With a team, we do have a problem here. I did not check yet what the problem is because there should be two teams. But apart from that, this already looks pretty good.
And yeah, as I said, with more references between the artifacts, we will also gain a way better and quicker insight into what’s going on there. We will also add, in the future, references from the stack, for example so there is another object missing here, which is the world. The world is on the stack. So we can’t see it here because those are only the allocation ones and the stack is not yet an allocation, so it’s not scanned in our data structures.
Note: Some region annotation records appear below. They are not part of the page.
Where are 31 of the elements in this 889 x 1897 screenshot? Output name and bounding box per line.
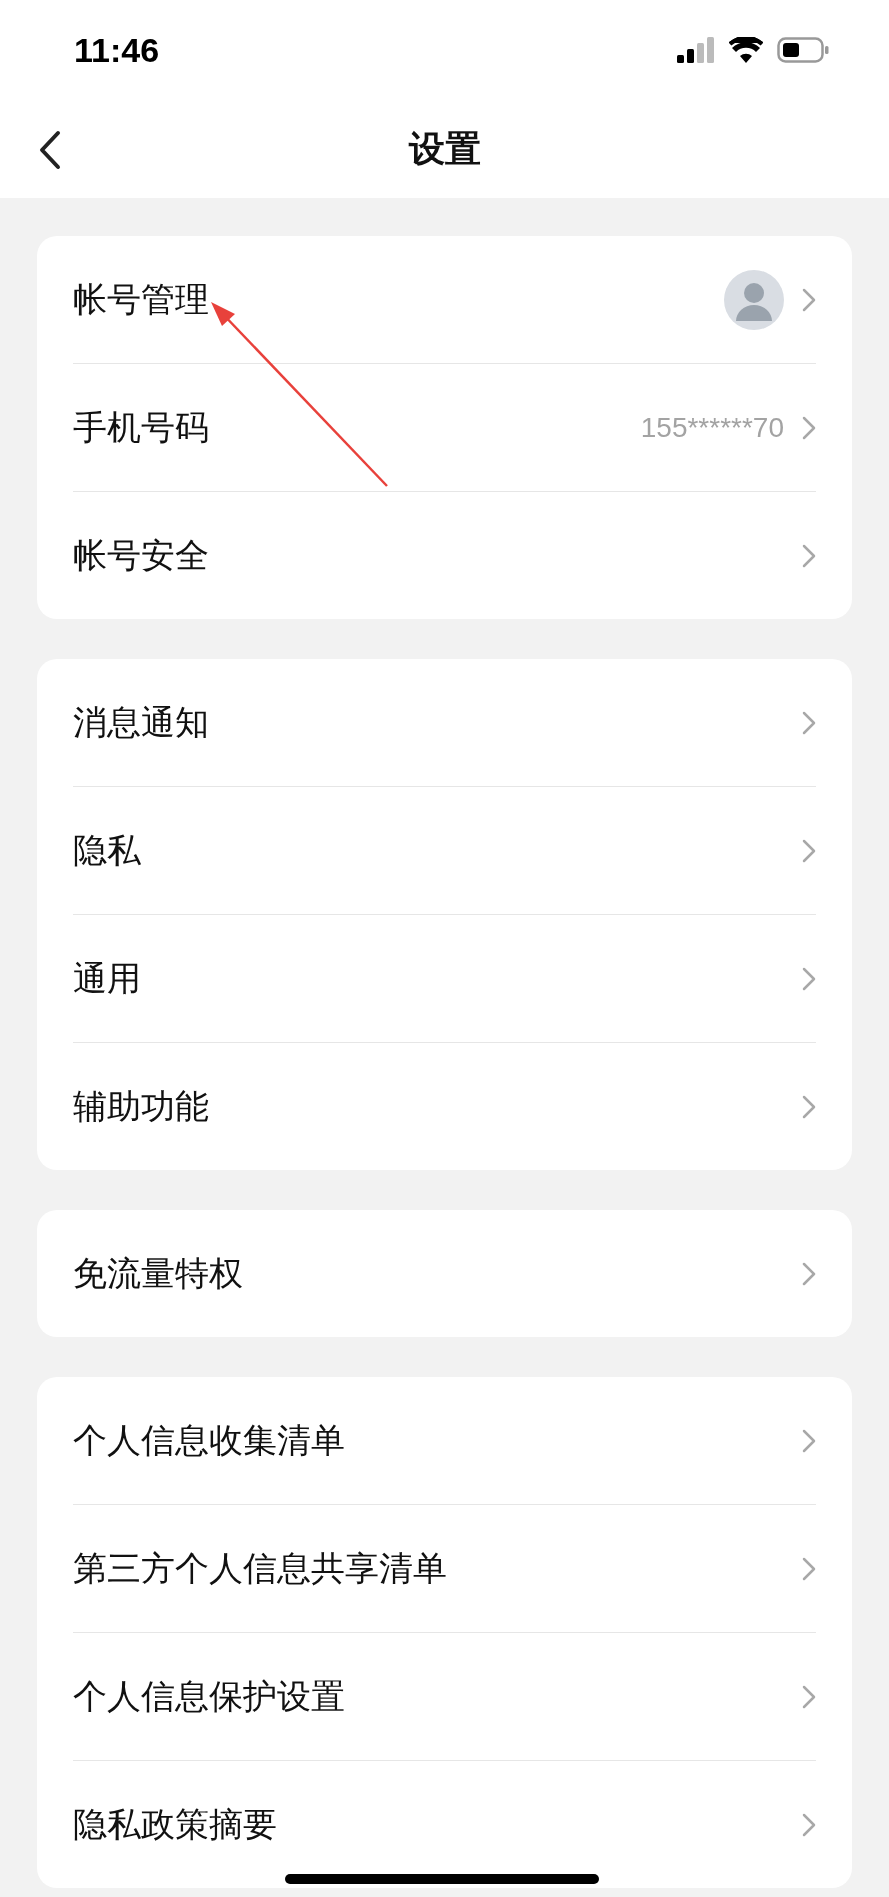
- settings-item[interactable]: 消息通知: [73, 699, 209, 746]
- chevron-icon: [802, 710, 816, 735]
- settings-item[interactable]: 个人信息保护设置: [73, 1673, 345, 1720]
- settings-item[interactable]: 隐私政策摘要: [73, 1801, 277, 1848]
- chevron-icon: [802, 966, 816, 991]
- settings-item[interactable]: 手机号码: [73, 404, 209, 451]
- value-text: 155******70: [640, 411, 784, 444]
- settings-item[interactable]: 通用: [73, 955, 141, 1002]
- chevron-icon: [802, 1812, 816, 1837]
- settings-item[interactable]: 帐号管理: [73, 276, 209, 323]
- status-time: 11:46: [74, 30, 160, 70]
- avatar-icon: [724, 269, 784, 330]
- chevron-icon: [802, 415, 816, 440]
- signal-icon: [677, 37, 715, 63]
- chevron-icon: [802, 838, 816, 863]
- chevron-icon: [802, 1094, 816, 1119]
- chevron-icon: [802, 1684, 816, 1709]
- settings-item[interactable]: 隐私: [73, 827, 141, 874]
- wifi-icon: [729, 37, 763, 63]
- settings-item[interactable]: 帐号安全: [73, 532, 209, 579]
- chevron-icon: [802, 543, 816, 568]
- chevron-icon: [802, 1556, 816, 1581]
- chevron-icon: [802, 1261, 816, 1286]
- battery-icon: [777, 37, 829, 63]
- settings-item[interactable]: 免流量特权: [73, 1250, 243, 1297]
- settings-item[interactable]: 第三方个人信息共享清单: [73, 1545, 447, 1592]
- settings-item[interactable]: 个人信息收集清单: [73, 1417, 345, 1464]
- page-title: 设置: [408, 126, 481, 171]
- chevron-icon: [802, 1428, 816, 1453]
- settings-item[interactable]: 辅助功能: [73, 1083, 209, 1130]
- chevron-icon: [802, 287, 816, 312]
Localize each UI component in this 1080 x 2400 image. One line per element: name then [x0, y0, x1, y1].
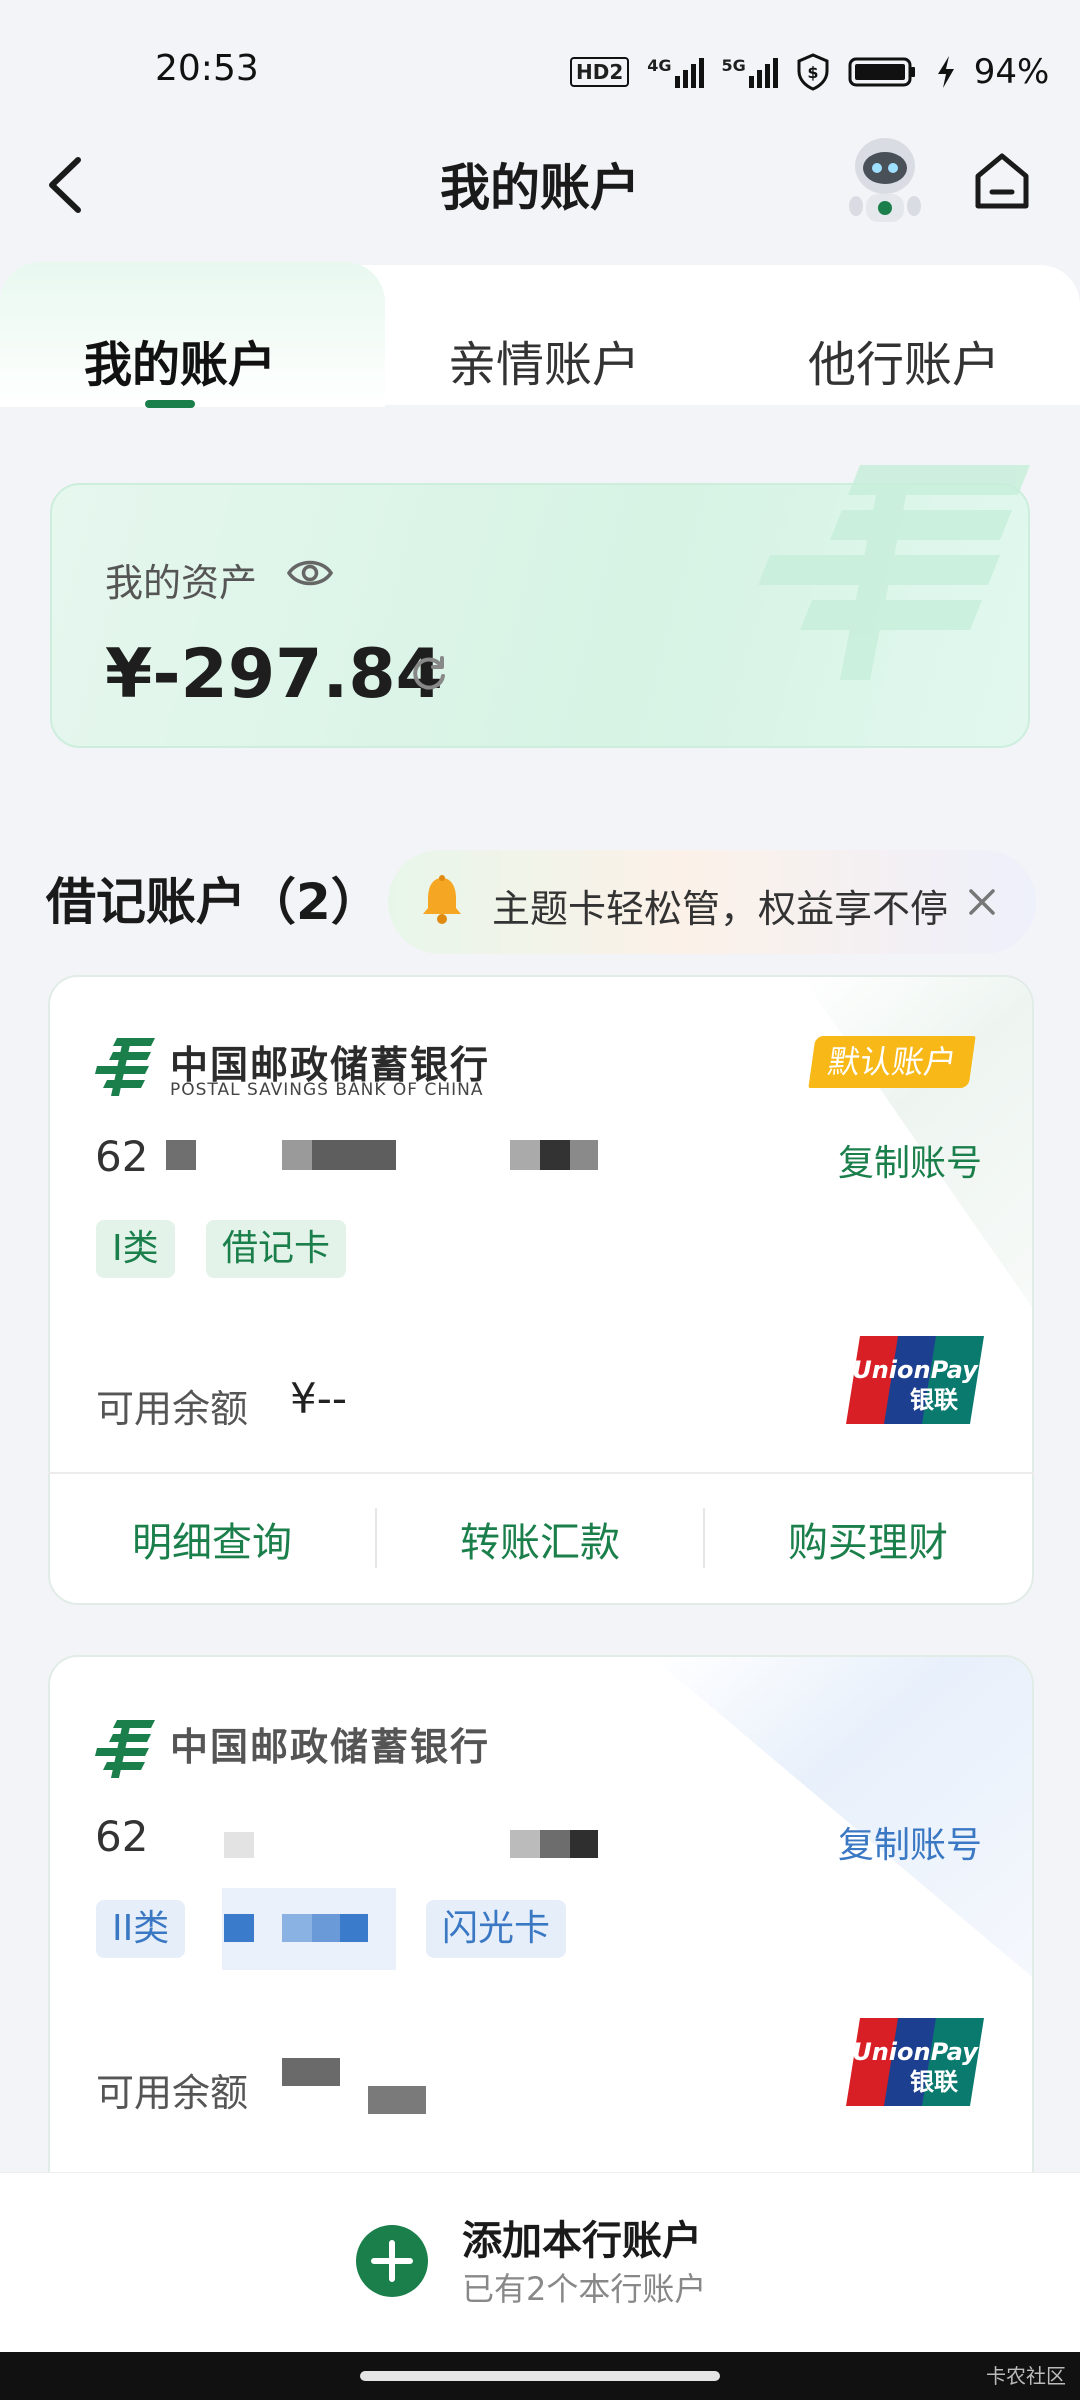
svg-text:银联: 银联 [910, 1386, 958, 1414]
available-balance-value: ¥-- [290, 1374, 348, 1423]
assets-label: 我的资产 [105, 561, 258, 605]
transaction-details-button[interactable]: 明细查询 [48, 1510, 376, 1568]
masked-digits [570, 1140, 598, 1170]
masked-digits [224, 1832, 254, 1858]
svg-text:UnionPay: UnionPay [852, 1356, 979, 1384]
charging-icon [937, 56, 954, 88]
masked-digits [282, 1140, 312, 1170]
hd-icon: HD2 [570, 57, 630, 87]
add-account-subtitle: 已有2个本行账户 [462, 2270, 707, 2308]
masked-digits [312, 1140, 396, 1170]
psbc-logo-icon [95, 1720, 155, 1778]
card-divider [48, 1472, 1034, 1474]
watermark-text: 卡农社区 [986, 2364, 1066, 2388]
masked-digits [540, 1830, 570, 1858]
masked-balance [368, 2086, 426, 2114]
security-shield-icon: $ [797, 53, 829, 91]
plus-icon [371, 2240, 413, 2282]
bank-name-cn: 中国邮政储蓄银行 [170, 1725, 491, 1769]
masked-digits [510, 1140, 540, 1170]
available-balance-label: 可用余额 [96, 2071, 249, 2115]
transfer-button[interactable]: 转账汇款 [376, 1510, 704, 1568]
account-number: 62 [95, 1812, 149, 1861]
masked-digits [224, 1914, 254, 1942]
status-time: 20:53 [155, 48, 259, 89]
unionpay-logo-icon: UnionPay 银联 [846, 1336, 984, 1424]
svg-text:银联: 银联 [910, 2068, 958, 2096]
battery-icon [848, 57, 915, 87]
copy-account-button[interactable]: 复制账号 [838, 1816, 982, 1868]
battery-percent: 94% [973, 52, 1050, 92]
default-account-badge: 默认账户 [808, 1036, 976, 1088]
refresh-icon[interactable] [408, 652, 450, 694]
bank-name-en: POSTAL SAVINGS BANK OF CHINA [170, 1080, 484, 1100]
masked-digits [340, 1914, 368, 1942]
home-indicator[interactable] [360, 2371, 720, 2381]
copy-account-button[interactable]: 复制账号 [838, 1134, 982, 1186]
svg-text:UnionPay: UnionPay [852, 2038, 979, 2066]
account-number: 62 [95, 1132, 149, 1181]
bell-icon [423, 875, 461, 924]
available-balance-label: 可用余额 [96, 1387, 249, 1431]
postal-logo-watermark [758, 465, 1030, 680]
masked-digits [570, 1830, 598, 1858]
home-icon[interactable] [972, 148, 1032, 214]
masked-digits [540, 1140, 570, 1170]
assets-value: ¥-297.84 [105, 635, 443, 714]
robot-assistant-icon[interactable] [840, 128, 930, 228]
masked-digits [510, 1830, 540, 1858]
svg-text:$: $ [807, 63, 818, 82]
close-icon[interactable] [962, 882, 1002, 922]
account-class-tag: II类 [96, 1900, 186, 1958]
masked-digits [166, 1140, 196, 1170]
masked-digits [312, 1914, 340, 1942]
status-icons: HD2 4G 5G $ 94% [570, 52, 1049, 92]
add-account-title[interactable]: 添加本行账户 [462, 2208, 702, 2266]
tab-family-accounts[interactable]: 亲情账户 [448, 325, 640, 395]
signal-5g-icon: 5G [722, 56, 778, 88]
card-type-tag: 闪光卡 [426, 1900, 567, 1958]
psbc-logo-icon [95, 1038, 155, 1096]
tab-indicator [145, 400, 195, 408]
unionpay-logo-icon: UnionPay 银联 [846, 2018, 984, 2106]
tab-my-accounts[interactable]: 我的账户 [84, 325, 276, 395]
promo-text: 主题卡轻松管，权益享不停 [492, 887, 949, 931]
masked-digits [282, 1914, 312, 1942]
add-account-button[interactable] [356, 2225, 428, 2297]
debit-accounts-title: 借记账户（2） [46, 873, 381, 931]
tab-other-bank-accounts[interactable]: 他行账户 [808, 325, 1000, 395]
signal-4g-icon: 4G [647, 56, 704, 88]
eye-icon[interactable] [286, 553, 334, 593]
masked-balance [282, 2058, 340, 2086]
buy-wealth-button[interactable]: 购买理财 [704, 1510, 1032, 1568]
account-class-tag: I类 [96, 1220, 175, 1278]
card-type-tag: 借记卡 [206, 1220, 347, 1278]
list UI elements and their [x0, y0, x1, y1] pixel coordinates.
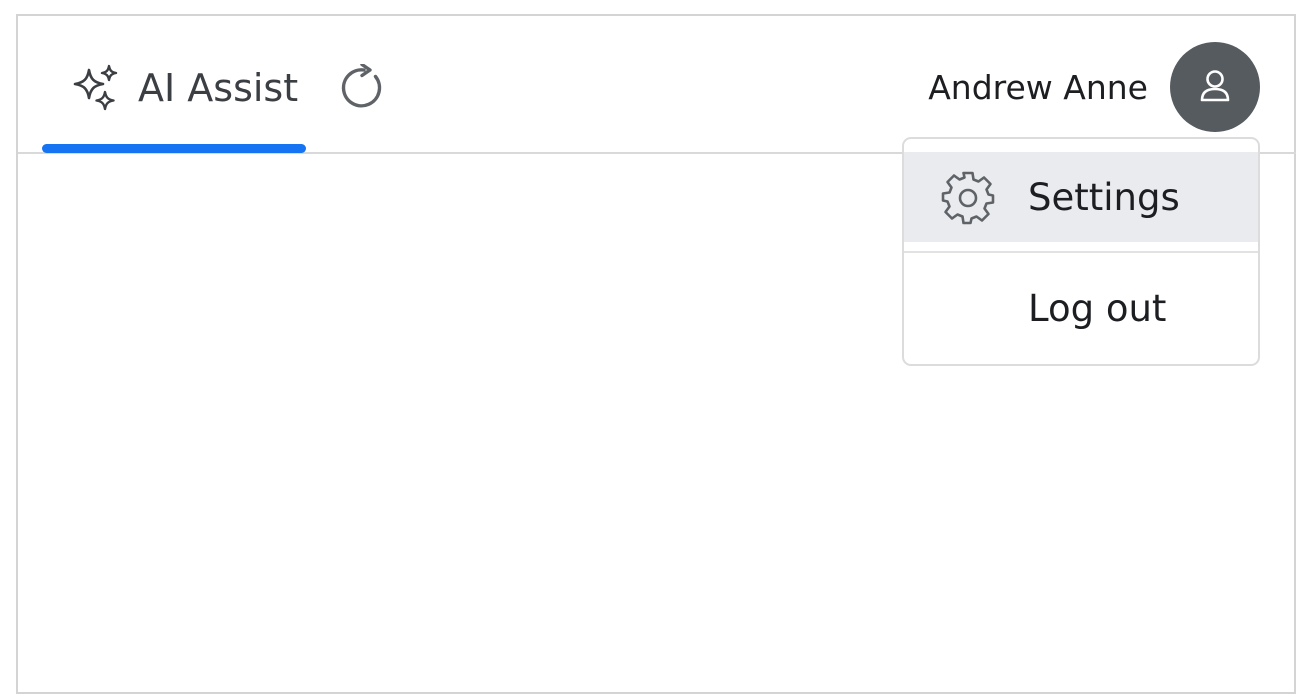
tab-ai-assist[interactable]: AI Assist	[42, 16, 306, 154]
menu-item-label: Log out	[1028, 287, 1167, 330]
user-icon	[1200, 70, 1230, 102]
user-name: Andrew Anne	[928, 68, 1148, 107]
refresh-icon[interactable]	[340, 64, 388, 112]
menu-item-label: Settings	[1028, 176, 1180, 219]
user-dropdown-menu: Settings Log out	[902, 137, 1260, 366]
tab-label: AI Assist	[138, 66, 299, 110]
menu-item-logout[interactable]: Log out	[904, 255, 1258, 355]
active-tab-indicator	[42, 144, 306, 153]
menu-divider	[904, 251, 1258, 253]
top-bar: AI Assist Andrew Anne	[18, 16, 1296, 154]
avatar-button[interactable]	[1170, 42, 1260, 132]
sparkles-icon	[73, 64, 118, 111]
menu-item-settings[interactable]: Settings	[904, 152, 1258, 242]
gear-icon	[941, 171, 995, 225]
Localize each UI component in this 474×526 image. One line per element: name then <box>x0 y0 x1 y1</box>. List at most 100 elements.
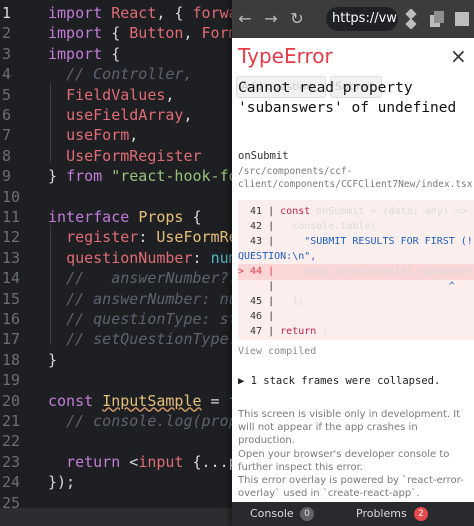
line-number: 13 <box>2 248 21 267</box>
code-text: useForm, <box>48 125 138 145</box>
line-number: 14 <box>2 269 21 288</box>
tab-problems[interactable]: Problems <box>356 502 407 526</box>
code-text: // questionType: st <box>48 309 238 329</box>
code-token: questionNumber <box>66 248 193 267</box>
code-text: register: UseFormReg <box>48 227 247 247</box>
snippet-gutter: > 44 | <box>238 266 281 277</box>
line-number: 17 <box>2 330 21 349</box>
snippet-line: 46 | <box>238 309 474 325</box>
code-token: from <box>66 167 112 186</box>
collapsed-frames-toggle[interactable]: ▶ 1 stack frames were collapsed. <box>238 375 440 387</box>
code-token: < <box>129 452 139 471</box>
code-token: , <box>165 85 175 104</box>
snippet-token: data.formvalues[0].subanswers <box>280 266 474 277</box>
address-bar[interactable]: https://vw <box>326 7 398 31</box>
line-number: 2 <box>2 24 12 43</box>
view-compiled-link[interactable]: View compiled <box>238 346 316 357</box>
snippet-line: QUESTION:\n", <box>238 249 474 265</box>
code-token: : <box>192 248 211 267</box>
code-text: // setQuestionType: <box>48 329 238 349</box>
code-text: } <box>48 350 57 370</box>
devtools-tab-strip: Console 0 Problems 2 <box>232 502 474 526</box>
code-token: import <box>48 4 112 22</box>
code-text: // console.log(props <box>48 411 247 431</box>
line-number: 4 <box>2 65 12 84</box>
code-token: useFieldArray <box>66 106 184 124</box>
code-token: input <box>138 452 184 471</box>
reload-button[interactable]: ↻ <box>284 0 310 38</box>
code-token: UseFormRegister <box>66 146 202 165</box>
snippet-token: "SUBMIT RESULTS FOR FIRST (!) <box>280 236 474 247</box>
code-snippet: 41 | const onSubmit = (data: any) => 42 … <box>238 200 474 340</box>
line-number: 16 <box>2 310 21 328</box>
line-number: 5 <box>2 85 12 104</box>
line-number: 9 <box>2 167 12 186</box>
error-message: Cannot read property 'subanswers' of und… <box>238 80 457 116</box>
code-token: React <box>111 4 157 22</box>
line-number: 6 <box>2 106 12 124</box>
line-number: 12 <box>2 228 21 247</box>
snippet-token: const <box>280 206 317 217</box>
code-token: } <box>48 167 67 186</box>
code-token: , <box>129 126 139 145</box>
line-number: 11 <box>2 208 21 226</box>
forward-button[interactable]: → <box>258 0 284 38</box>
code-text: // answerNumber: nu <box>48 289 238 309</box>
line-number: 19 <box>2 371 21 390</box>
code-token: import <box>48 44 112 63</box>
react-error-overlay: Add question Submit TypeError × Cannot r… <box>232 38 474 502</box>
snippet-gutter: 46 | <box>238 311 281 322</box>
snippet-token: ( <box>322 326 329 337</box>
snippet-token: onSubmit = (data: any) => <box>316 206 467 217</box>
line-number: 7 <box>2 126 12 145</box>
code-token: register <box>66 228 139 247</box>
browser-toolbar: ← → ↻ https://vw <box>232 0 474 38</box>
code-token: = <box>201 391 229 410</box>
tab-console[interactable]: Console <box>250 502 294 526</box>
code-text: useFieldArray, <box>48 105 192 125</box>
code-text: return <input {...pr <box>48 452 247 472</box>
tab-icon[interactable] <box>428 9 446 29</box>
code-text: questionNumber: num <box>48 248 238 268</box>
code-token: , { <box>156 4 193 22</box>
code-token: , <box>183 24 202 43</box>
code-token: "react-hook-fo <box>111 167 238 186</box>
stack-function-name: onSubmit <box>238 150 289 162</box>
snippet-line: 47 | return ( <box>238 324 474 340</box>
code-text: import { Button, Form <box>48 23 238 43</box>
code-token: InputSample <box>102 391 202 410</box>
console-count-badge: 0 <box>300 507 314 521</box>
code-text: // Controller, <box>48 64 192 84</box>
snippet-line: | ^ <box>238 279 474 295</box>
code-token: : <box>138 228 157 247</box>
code-token: { <box>183 208 202 226</box>
problems-count-badge: 2 <box>414 507 428 521</box>
line-number: 10 <box>2 187 21 206</box>
window-icon[interactable] <box>453 9 471 29</box>
overlay-footer: This screen is visible only in developme… <box>238 408 472 500</box>
code-text: FieldValues, <box>48 85 174 105</box>
line-number: 8 <box>2 146 12 165</box>
line-number: 22 <box>2 432 21 451</box>
close-icon[interactable]: × <box>450 44 467 68</box>
snippet-gutter: 42 | <box>238 221 281 232</box>
back-button[interactable]: ← <box>232 0 258 38</box>
footer-line: This screen is visible only in developme… <box>238 409 461 447</box>
line-number: 23 <box>2 452 21 471</box>
snippet-gutter: 41 | <box>238 206 281 217</box>
snippet-token: ^ <box>280 281 455 292</box>
stack-file-path[interactable]: /src/components/ccf- client/components/C… <box>238 165 474 191</box>
extensions-icon[interactable] <box>402 9 420 29</box>
code-token: } <box>48 350 58 369</box>
code-token: { <box>111 44 121 63</box>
So…and we need to add that. We’ve tried to add all those references in the beginning, but it was pretty overwhelming. There were, I think, around 800,000…or up to 800,000 pointers per application. And trust me, you don’t want to wait that long until they’re inserted into the database. So, we stripped it down to the bare minimum.
And yeah this is basically the current state and we also want to achieve that we get those information from kernel allocations. So, not only from the NT heap, but also from pool information or pool allocations (the small…the big allocations of the kernel). They also indicate the type.
So there is (we can take a look at that here). We have “WindowsKernelObjectType”. There are several of those types and they also have a pool tag and an index, and we can look those up in the pool tags and the pool allocation headers. So there’s also the index to the type. So, we can try to auto match an object type just by examining the pool allocations and make sense of it without knowing the data structure before.
So in…for a process, I mean, that’s already in the product (also in other products), but for other other types and how they are interconnected just getting that mesh of pointers visualized is what we think will really bring value into reverse engineering, not only heap data or Userland heap structures, but also kernelland heap structures.
And yeah, that’s pretty much it for now. I hope you liked it, even though it was pretty early, pretty such, and yeah. Thank you for your attention. I’m open to questions.
Session Chair: Yes. Thank you very much. So, again, I’m looking around to see if there are any questions right here. No, there aren’t. Any in the chat? No, they’re not. So, I got a question for you. So, what interests me right now is: have you used this approach, like, on any application so far to extract some forensic evidence, or is that yet to come?
Chris: Yeah, so we started taking a look at that with very basic things like Notepad, and what we were able to get is yeah, the text that is in Notepad, visible, written at the moment. And that is a pretty simple pattern to detect.
So you get an allocation that contains text (or UTF 16 encoded text), and it has one reference, and then you will only get that one single result with the actual text of Notepad at the moment. So this was the first proof of concept that we did which worked pretty well. And yeah, I think that’s also version stable from one Notepad version to the next.
And yeah, we just started with some students to work on browser artifacts. And one of the really interesting projects that I’m looking forward to is information from TOR, so that you get the routing information from the TOR memory, and also potentially the domains, the onion domains, that you are connected to at the moment.
Session Chair: Okay. Sounds like a plan. Great. Thank you very much. If there are no other questions? No, there are not. Yeah. Thank you again.